This directory contains the long-running workloads which are intended to run forever until they fail. To set up the project you need to run
$ pip install anyscale
$ anyscale init
Note that all the long running test is running inside virtual environment, tensorflow_p36
The easiest approach to running these workloads is to use the
Releaser tool to run them with the command
python cli.py suite:run long_running_tests
. By default, this
will start a session to run each workload in the Anyscale product
and kick them off.
To run the tests manually, you can also use the Anyscale UI <https://www.anyscale.dev/>. First run anyscale snapshot create
from the command line to create a project snapshot. Then from the UI, you can launch an individual session and execute the run command for each test.
You can also start the workloads using the CLI with:
$ anyscale start
$ anyscale run test_workload --workload=<WORKLOAD_NAME> --wheel=<RAY_WHEEL_LINK>
Doing this for each workload will start one EC2 instance per workload and will start the workloads running (one per instance). A list of available workload options is available in the ray_projects/project.yaml file.

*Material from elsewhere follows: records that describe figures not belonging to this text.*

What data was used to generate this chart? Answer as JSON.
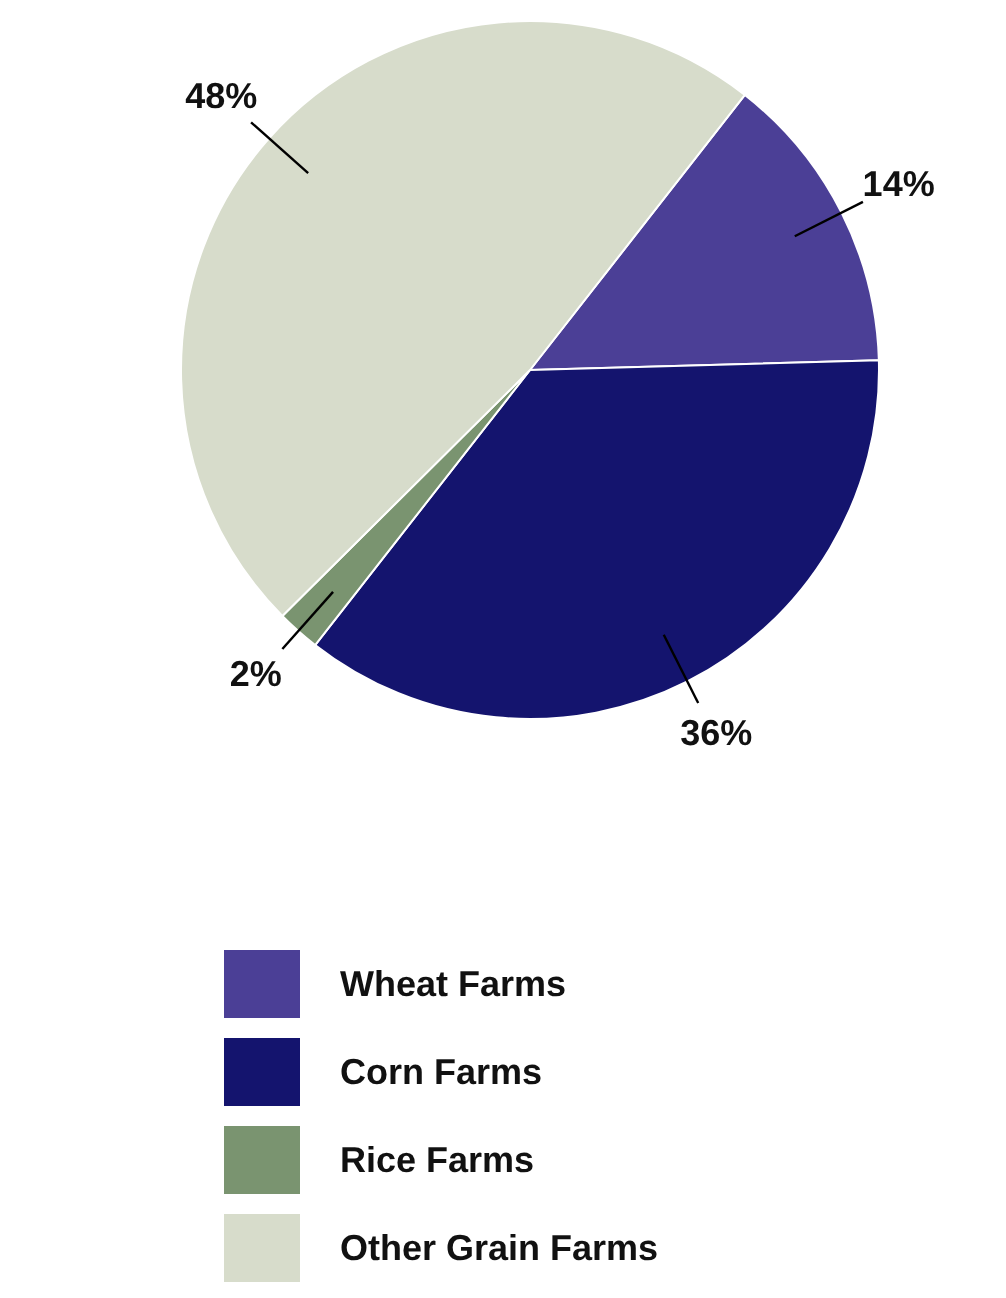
{
  "chart_data": {
    "type": "pie",
    "categories": [
      "Wheat Farms",
      "Corn Farms",
      "Rice Farms",
      "Other Grain Farms"
    ],
    "values": [
      14,
      36,
      2,
      48
    ],
    "colors": [
      "#4b3f96",
      "#14146e",
      "#7a9470",
      "#d7dccb"
    ],
    "value_labels": [
      "14%",
      "36%",
      "2%",
      "48%"
    ],
    "legend": "bottom"
  }
}
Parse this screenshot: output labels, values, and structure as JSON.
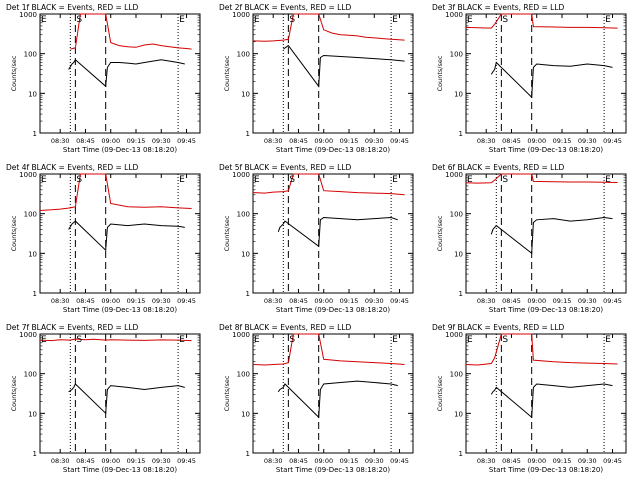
{
  "colors": {
    "events": "#000000",
    "lld": "#d40000",
    "axis": "#000000"
  },
  "chart_data": [
    {
      "type": "line",
      "title": "Det 1f BLACK = Events, RED = LLD",
      "xlabel": "Start Time (09-Dec-13 08:18:20)",
      "ylabel": "Counts/sec",
      "x_ticks": [
        "08:30",
        "08:45",
        "09:00",
        "09:15",
        "09:30",
        "09:45"
      ],
      "y_ticks": [
        "1",
        "10",
        "100",
        "1000"
      ],
      "yscale": "log",
      "ylim": [
        1,
        1000
      ],
      "markers": [
        {
          "label": "E",
          "time": "08:18"
        },
        {
          "label": "S",
          "time": "08:39"
        },
        {
          "label": "E",
          "time": "09:40"
        }
      ],
      "dashed_times": [
        "08:39",
        "08:57"
      ],
      "dotted_times": [
        "08:36",
        "09:40"
      ],
      "series": [
        {
          "name": "LLD",
          "x": [
            "08:36",
            "08:39",
            "08:42",
            "08:57",
            "09:00",
            "09:05",
            "09:10",
            "09:15",
            "09:20",
            "09:25",
            "09:30",
            "09:35",
            "09:40",
            "09:45",
            "09:48"
          ],
          "values": [
            130,
            140,
            1000,
            1000,
            190,
            160,
            150,
            145,
            165,
            175,
            160,
            150,
            140,
            135,
            130
          ]
        },
        {
          "name": "Events",
          "x": [
            "08:35",
            "08:37",
            "08:38",
            "08:39",
            "08:57",
            "08:58",
            "09:00",
            "09:05",
            "09:10",
            "09:15",
            "09:20",
            "09:25",
            "09:30",
            "09:35",
            "09:40",
            "09:44"
          ],
          "values": [
            40,
            55,
            60,
            70,
            15,
            45,
            60,
            60,
            58,
            55,
            60,
            65,
            70,
            65,
            60,
            55
          ]
        }
      ]
    },
    {
      "type": "line",
      "title": "Det 2f BLACK = Events, RED = LLD",
      "xlabel": "Start Time (09-Dec-13 08:18:20)",
      "ylabel": "Counts/sec",
      "x_ticks": [
        "08:30",
        "08:45",
        "09:00",
        "09:15",
        "09:30",
        "09:45"
      ],
      "y_ticks": [
        "1",
        "10",
        "100",
        "1000"
      ],
      "yscale": "log",
      "ylim": [
        1,
        1000
      ],
      "markers": [
        {
          "label": "E",
          "time": "08:18"
        },
        {
          "label": "S",
          "time": "08:39"
        },
        {
          "label": "E",
          "time": "09:40"
        }
      ],
      "dashed_times": [
        "08:39",
        "08:57"
      ],
      "dotted_times": [
        "08:36",
        "09:40"
      ],
      "series": [
        {
          "name": "LLD",
          "x": [
            "08:18",
            "08:25",
            "08:30",
            "08:36",
            "08:39",
            "08:42",
            "08:57",
            "09:00",
            "09:05",
            "09:10",
            "09:15",
            "09:20",
            "09:25",
            "09:30",
            "09:35",
            "09:40",
            "09:48"
          ],
          "values": [
            210,
            205,
            210,
            220,
            230,
            1000,
            1000,
            400,
            330,
            300,
            290,
            280,
            260,
            250,
            240,
            230,
            220
          ]
        },
        {
          "name": "Events",
          "x": [
            "08:36",
            "08:38",
            "08:39",
            "08:57",
            "08:58",
            "09:00",
            "09:10",
            "09:20",
            "09:30",
            "09:40",
            "09:48"
          ],
          "values": [
            130,
            150,
            160,
            15,
            80,
            90,
            85,
            80,
            75,
            70,
            65
          ]
        }
      ]
    },
    {
      "type": "line",
      "title": "Det 3f BLACK = Events, RED = LLD",
      "xlabel": "Start Time (09-Dec-13 08:18:20)",
      "ylabel": "Counts/sec",
      "x_ticks": [
        "08:30",
        "08:45",
        "09:00",
        "09:15",
        "09:30",
        "09:45"
      ],
      "y_ticks": [
        "1",
        "10",
        "100",
        "1000"
      ],
      "yscale": "log",
      "ylim": [
        1,
        1000
      ],
      "markers": [
        {
          "label": "E",
          "time": "08:18"
        },
        {
          "label": "S",
          "time": "08:39"
        },
        {
          "label": "E",
          "time": "09:40"
        }
      ],
      "dashed_times": [
        "08:39",
        "08:57"
      ],
      "dotted_times": [
        "08:36",
        "09:40"
      ],
      "series": [
        {
          "name": "LLD",
          "x": [
            "08:18",
            "08:25",
            "08:33",
            "08:35",
            "08:39",
            "08:57",
            "08:58",
            "09:10",
            "09:20",
            "09:30",
            "09:40",
            "09:48"
          ],
          "values": [
            460,
            450,
            440,
            550,
            1000,
            1000,
            480,
            470,
            460,
            460,
            450,
            440
          ]
        },
        {
          "name": "Events",
          "x": [
            "08:33",
            "08:34",
            "08:35",
            "08:36",
            "08:57",
            "08:58",
            "09:00",
            "09:10",
            "09:20",
            "09:30",
            "09:40",
            "09:45"
          ],
          "values": [
            30,
            35,
            40,
            60,
            8,
            45,
            55,
            50,
            48,
            55,
            50,
            45
          ]
        }
      ]
    },
    {
      "type": "line",
      "title": "Det 4f BLACK = Events, RED = LLD",
      "xlabel": "Start Time (09-Dec-13 08:18:20)",
      "ylabel": "Counts/sec",
      "x_ticks": [
        "08:30",
        "08:45",
        "09:00",
        "09:15",
        "09:30",
        "09:45"
      ],
      "y_ticks": [
        "1",
        "10",
        "100",
        "1000"
      ],
      "yscale": "log",
      "ylim": [
        1,
        1000
      ],
      "markers": [
        {
          "label": "E",
          "time": "08:18"
        },
        {
          "label": "S",
          "time": "08:39"
        },
        {
          "label": "E",
          "time": "09:40"
        }
      ],
      "dashed_times": [
        "08:39",
        "08:57"
      ],
      "dotted_times": [
        "08:36",
        "09:40"
      ],
      "series": [
        {
          "name": "LLD",
          "x": [
            "08:18",
            "08:25",
            "08:30",
            "08:36",
            "08:39",
            "08:42",
            "08:57",
            "09:00",
            "09:10",
            "09:20",
            "09:30",
            "09:40",
            "09:48"
          ],
          "values": [
            120,
            125,
            130,
            140,
            150,
            1000,
            1000,
            180,
            150,
            145,
            150,
            140,
            135
          ]
        },
        {
          "name": "Events",
          "x": [
            "08:35",
            "08:37",
            "08:38",
            "08:39",
            "08:57",
            "08:58",
            "09:00",
            "09:10",
            "09:20",
            "09:30",
            "09:40",
            "09:44"
          ],
          "values": [
            40,
            55,
            60,
            65,
            12,
            45,
            55,
            50,
            55,
            50,
            48,
            45
          ]
        }
      ]
    },
    {
      "type": "line",
      "title": "Det 5f BLACK = Events, RED = LLD",
      "xlabel": "Start Time (09-Dec-13 08:18:20)",
      "ylabel": "Counts/sec",
      "x_ticks": [
        "08:30",
        "08:45",
        "09:00",
        "09:15",
        "09:30",
        "09:45"
      ],
      "y_ticks": [
        "1",
        "10",
        "100",
        "1000"
      ],
      "yscale": "log",
      "ylim": [
        1,
        1000
      ],
      "markers": [
        {
          "label": "E",
          "time": "08:18"
        },
        {
          "label": "S",
          "time": "08:39"
        },
        {
          "label": "E",
          "time": "09:40"
        }
      ],
      "dashed_times": [
        "08:39",
        "08:57"
      ],
      "dotted_times": [
        "08:36",
        "09:40"
      ],
      "series": [
        {
          "name": "LLD",
          "x": [
            "08:18",
            "08:25",
            "08:30",
            "08:36",
            "08:39",
            "08:42",
            "08:57",
            "09:00",
            "09:10",
            "09:20",
            "09:30",
            "09:40",
            "09:48"
          ],
          "values": [
            340,
            330,
            350,
            360,
            380,
            1000,
            1000,
            380,
            360,
            340,
            330,
            320,
            300
          ]
        },
        {
          "name": "Events",
          "x": [
            "08:33",
            "08:34",
            "08:36",
            "08:37",
            "08:57",
            "08:58",
            "09:00",
            "09:10",
            "09:20",
            "09:30",
            "09:40",
            "09:44"
          ],
          "values": [
            35,
            45,
            55,
            65,
            15,
            70,
            80,
            75,
            70,
            75,
            80,
            70
          ]
        }
      ]
    },
    {
      "type": "line",
      "title": "Det 6f BLACK = Events, RED = LLD",
      "xlabel": "Start Time (09-Dec-13 08:18:20)",
      "ylabel": "Counts/sec",
      "x_ticks": [
        "08:30",
        "08:45",
        "09:00",
        "09:15",
        "09:30",
        "09:45"
      ],
      "y_ticks": [
        "1",
        "10",
        "100",
        "1000"
      ],
      "yscale": "log",
      "ylim": [
        1,
        1000
      ],
      "markers": [
        {
          "label": "E",
          "time": "08:18"
        },
        {
          "label": "S",
          "time": "08:39"
        },
        {
          "label": "E",
          "time": "09:40"
        }
      ],
      "dashed_times": [
        "08:39",
        "08:57"
      ],
      "dotted_times": [
        "08:36",
        "09:40"
      ],
      "series": [
        {
          "name": "LLD",
          "x": [
            "08:18",
            "08:25",
            "08:33",
            "08:35",
            "08:39",
            "08:57",
            "08:58",
            "09:10",
            "09:20",
            "09:30",
            "09:40",
            "09:48"
          ],
          "values": [
            600,
            590,
            600,
            700,
            1000,
            1000,
            650,
            640,
            630,
            630,
            620,
            610
          ]
        },
        {
          "name": "Events",
          "x": [
            "08:33",
            "08:34",
            "08:35",
            "08:36",
            "08:57",
            "08:58",
            "09:00",
            "09:10",
            "09:20",
            "09:30",
            "09:40",
            "09:45"
          ],
          "values": [
            30,
            40,
            45,
            50,
            10,
            60,
            70,
            75,
            65,
            70,
            80,
            75
          ]
        }
      ]
    },
    {
      "type": "line",
      "title": "Det 7f BLACK = Events, RED = LLD",
      "xlabel": "Start Time (09-Dec-13 08:18:20)",
      "ylabel": "Counts/sec",
      "x_ticks": [
        "08:30",
        "08:45",
        "09:00",
        "09:15",
        "09:30",
        "09:45"
      ],
      "y_ticks": [
        "1",
        "10",
        "100",
        "1000"
      ],
      "yscale": "log",
      "ylim": [
        1,
        1000
      ],
      "markers": [
        {
          "label": "E",
          "time": "08:18"
        },
        {
          "label": "S",
          "time": "08:39"
        },
        {
          "label": "E",
          "time": "09:40"
        }
      ],
      "dashed_times": [
        "08:39",
        "08:57"
      ],
      "dotted_times": [
        "08:36",
        "09:40"
      ],
      "series": [
        {
          "name": "LLD",
          "x": [
            "08:18",
            "08:25",
            "08:30",
            "08:36",
            "08:39",
            "08:45",
            "08:50",
            "08:57",
            "09:00",
            "09:10",
            "09:20",
            "09:30",
            "09:40",
            "09:48"
          ],
          "values": [
            700,
            680,
            720,
            700,
            750,
            720,
            740,
            700,
            720,
            700,
            690,
            710,
            700,
            680
          ]
        },
        {
          "name": "Events",
          "x": [
            "08:35",
            "08:37",
            "08:38",
            "08:39",
            "08:57",
            "08:58",
            "09:00",
            "09:10",
            "09:20",
            "09:30",
            "09:40",
            "09:44"
          ],
          "values": [
            35,
            40,
            45,
            55,
            10,
            40,
            50,
            45,
            40,
            45,
            50,
            45
          ]
        }
      ]
    },
    {
      "type": "line",
      "title": "Det 8f BLACK = Events, RED = LLD",
      "xlabel": "Start Time (09-Dec-13 08:18:20)",
      "ylabel": "Counts/sec",
      "x_ticks": [
        "08:30",
        "08:45",
        "09:00",
        "09:15",
        "09:30",
        "09:45"
      ],
      "y_ticks": [
        "1",
        "10",
        "100",
        "1000"
      ],
      "yscale": "log",
      "ylim": [
        1,
        1000
      ],
      "markers": [
        {
          "label": "E",
          "time": "08:18"
        },
        {
          "label": "S",
          "time": "08:39"
        },
        {
          "label": "E",
          "time": "09:40"
        }
      ],
      "dashed_times": [
        "08:39",
        "08:57"
      ],
      "dotted_times": [
        "08:36",
        "09:40"
      ],
      "series": [
        {
          "name": "LLD",
          "x": [
            "08:18",
            "08:25",
            "08:30",
            "08:36",
            "08:39",
            "08:42",
            "08:57",
            "09:00",
            "09:10",
            "09:20",
            "09:30",
            "09:40",
            "09:48"
          ],
          "values": [
            170,
            165,
            170,
            175,
            190,
            1000,
            1000,
            230,
            210,
            200,
            190,
            180,
            170
          ]
        },
        {
          "name": "Events",
          "x": [
            "08:33",
            "08:34",
            "08:36",
            "08:37",
            "08:57",
            "08:58",
            "09:00",
            "09:10",
            "09:20",
            "09:30",
            "09:40",
            "09:44"
          ],
          "values": [
            35,
            40,
            45,
            55,
            8,
            40,
            55,
            60,
            65,
            60,
            55,
            50
          ]
        }
      ]
    },
    {
      "type": "line",
      "title": "Det 9f BLACK = Events, RED = LLD",
      "xlabel": "Start Time (09-Dec-13 08:18:20)",
      "ylabel": "Counts/sec",
      "x_ticks": [
        "08:30",
        "08:45",
        "09:00",
        "09:15",
        "09:30",
        "09:45"
      ],
      "y_ticks": [
        "1",
        "10",
        "100",
        "1000"
      ],
      "yscale": "log",
      "ylim": [
        1,
        1000
      ],
      "markers": [
        {
          "label": "E",
          "time": "08:18"
        },
        {
          "label": "S",
          "time": "08:39"
        },
        {
          "label": "E",
          "time": "09:40"
        }
      ],
      "dashed_times": [
        "08:39",
        "08:57"
      ],
      "dotted_times": [
        "08:36",
        "09:40"
      ],
      "series": [
        {
          "name": "LLD",
          "x": [
            "08:18",
            "08:25",
            "08:33",
            "08:35",
            "08:39",
            "08:57",
            "08:58",
            "09:10",
            "09:20",
            "09:30",
            "09:40",
            "09:48"
          ],
          "values": [
            170,
            165,
            180,
            250,
            1000,
            1000,
            220,
            200,
            190,
            185,
            180,
            175
          ]
        },
        {
          "name": "Events",
          "x": [
            "08:33",
            "08:34",
            "08:35",
            "08:36",
            "08:57",
            "08:58",
            "09:00",
            "09:10",
            "09:20",
            "09:30",
            "09:40",
            "09:45"
          ],
          "values": [
            30,
            35,
            38,
            45,
            8,
            45,
            55,
            50,
            45,
            50,
            55,
            50
          ]
        }
      ]
    }
  ]
}
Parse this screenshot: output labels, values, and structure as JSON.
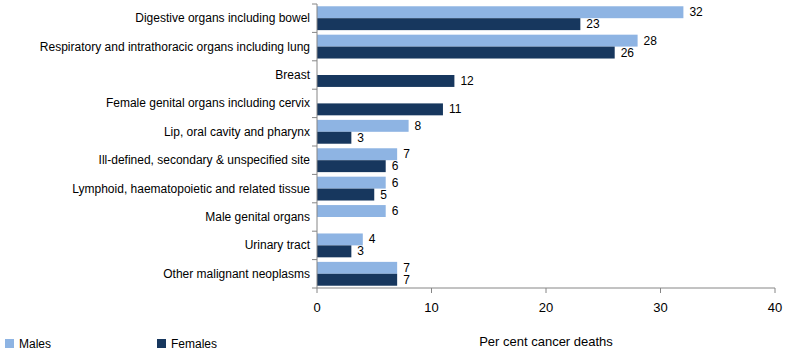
{
  "chart_data": {
    "type": "bar",
    "orientation": "horizontal",
    "categories": [
      "Digestive organs including bowel",
      "Respiratory and intrathoracic organs including lung",
      "Breast",
      "Female genital organs including cervix",
      "Lip, oral cavity and pharynx",
      "Ill-defined, secondary & unspecified site",
      "Lymphoid, haematopoietic and related tissue",
      "Male genital organs",
      "Urinary tract",
      "Other malignant neoplasms"
    ],
    "series": [
      {
        "name": "Males",
        "color": "#8eb4e3",
        "values": [
          32,
          28,
          null,
          null,
          8,
          7,
          6,
          6,
          4,
          7
        ]
      },
      {
        "name": "Females",
        "color": "#17375e",
        "values": [
          23,
          26,
          12,
          11,
          3,
          6,
          5,
          null,
          3,
          7
        ]
      }
    ],
    "x_label": "Per cent cancer deaths",
    "xlim": [
      0,
      40
    ],
    "xticks": [
      0,
      10,
      20,
      30,
      40
    ],
    "grid": false,
    "data_labels": true,
    "legend": "bottom"
  }
}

The primary method to debug the test while it is running is to view the logs and the dashboard from the UI. After the test has failed, you can still view the stdout logs in the UI and also inspect
the logs under /tmp/ray/session*/logs/
and
/tmp/ray/session*/debug_state.txt
.
The instances running the workloads can all be killed by running
anyscale stop <SESSION_NAME>
.
To create a new workload, simply add a new Python file under workloads/
and
add the workload in the run command in ray-project/project.yaml.